そう、上がってきたのはラウレンス兄様のところの家庭教師のヴィルデマールだった。最近よく会うね。そう思ったら、ヴィルデマールは不思議な事を言った。

「リエト殿下、今お伺いに行こうと思っていたんです」

「ボクに? ラウレンス兄様の家庭教師のヴィルが?」

なんで?

て言うか、何でボクがここにいるって分かったんだろう。

色んな疑問に首を傾げると、ヴィルデマールは階段を踏みしめてボクのそばに来た。その手には、十冊くらいの薄い本が抱えられていた。
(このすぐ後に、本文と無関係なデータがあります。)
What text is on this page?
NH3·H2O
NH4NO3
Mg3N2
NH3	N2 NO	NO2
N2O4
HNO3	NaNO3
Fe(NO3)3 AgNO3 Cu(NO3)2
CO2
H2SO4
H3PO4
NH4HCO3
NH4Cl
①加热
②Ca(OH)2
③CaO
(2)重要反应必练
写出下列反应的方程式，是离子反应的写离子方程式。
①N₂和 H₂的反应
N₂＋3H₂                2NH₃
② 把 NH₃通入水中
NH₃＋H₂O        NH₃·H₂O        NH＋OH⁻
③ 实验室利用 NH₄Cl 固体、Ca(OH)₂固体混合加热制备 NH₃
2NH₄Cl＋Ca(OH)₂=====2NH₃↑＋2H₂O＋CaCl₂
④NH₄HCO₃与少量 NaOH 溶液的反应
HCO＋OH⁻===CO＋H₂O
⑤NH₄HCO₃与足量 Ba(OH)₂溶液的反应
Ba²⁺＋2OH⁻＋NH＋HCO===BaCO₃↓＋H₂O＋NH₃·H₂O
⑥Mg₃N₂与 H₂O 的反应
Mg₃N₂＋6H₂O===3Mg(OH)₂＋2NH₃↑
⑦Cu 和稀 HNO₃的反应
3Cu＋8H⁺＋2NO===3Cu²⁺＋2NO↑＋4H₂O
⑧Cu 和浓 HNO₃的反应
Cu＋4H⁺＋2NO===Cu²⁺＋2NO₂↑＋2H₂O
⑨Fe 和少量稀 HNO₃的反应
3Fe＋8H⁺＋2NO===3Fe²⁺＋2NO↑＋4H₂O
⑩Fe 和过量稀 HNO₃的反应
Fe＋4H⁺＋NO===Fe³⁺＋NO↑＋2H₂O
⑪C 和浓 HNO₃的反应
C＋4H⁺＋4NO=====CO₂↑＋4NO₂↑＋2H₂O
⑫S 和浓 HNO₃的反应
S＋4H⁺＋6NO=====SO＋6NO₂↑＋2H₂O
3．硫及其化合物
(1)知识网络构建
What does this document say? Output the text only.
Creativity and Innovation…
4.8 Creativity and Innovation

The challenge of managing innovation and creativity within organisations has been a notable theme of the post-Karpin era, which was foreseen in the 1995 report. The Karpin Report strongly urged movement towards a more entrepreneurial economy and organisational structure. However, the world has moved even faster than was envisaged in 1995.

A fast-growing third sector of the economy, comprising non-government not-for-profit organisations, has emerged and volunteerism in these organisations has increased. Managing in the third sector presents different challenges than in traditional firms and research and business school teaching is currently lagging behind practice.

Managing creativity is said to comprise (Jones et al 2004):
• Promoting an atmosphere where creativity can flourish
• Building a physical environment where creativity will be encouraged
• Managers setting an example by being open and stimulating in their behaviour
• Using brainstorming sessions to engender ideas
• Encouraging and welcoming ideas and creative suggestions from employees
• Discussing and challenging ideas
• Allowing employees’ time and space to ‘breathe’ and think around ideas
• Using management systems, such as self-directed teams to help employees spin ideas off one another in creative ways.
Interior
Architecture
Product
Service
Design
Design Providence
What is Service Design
「先ほど上から殿下達のお見送りをなさっていたでしょう?」

結果的にはそうだけど、本当は船を見に来ただけなんだけどね。まぁいいや。

「先日お話されておりました、エステリバリの子供向けの本です」

「えっ」

差し出された本の表紙には、走る男の子と海の絵があった。ラウレンス兄様みたい。

「わ~わざわざありがとう!」

そう言って受け取ろうとしたけど、ヴィルデマールは苦笑をして、後ろのベディに向けて差し出し直した。確かにボクではそんなにたくさんの本は持てないかも。いや、その前に従者からの品物は従者が受け取るんだったかな。

「ラウレンス殿下のご指示で、側室棟にまで渡しに行く予定でしたが、ちょうどリエト殿下をお見かけしましたので」

「うん、ありがとう!」

どんな事書いてあるのかな。早く中が読みたい……ちょっとだけ……とベディに言おうとして思い出す。

「そうだ、マチェイ先生の授業のお時間だった!」

船を見に来ちゃったから、時間ギリギリなんだった。しかもここは主塔だから、側室棟まで帰るのにはボクの足では時間が掛かっちゃう。

「ベディ! お勉強部屋まで超特急で!」

「あいさ! おまかせくだせぇ坊ちゃん!」

言うやいなや、ベディは僕を本を持っていない方の片手でぽいと投げて背中でキャッチする。ボクもがしっとベディのたくましい肩にしがみつく。

「じゃあね~ヴィル、またねー」

「失礼しますっ」

ヴィルデマールにあいさつをして、ベディは一足飛びで階段を下りて走り出した。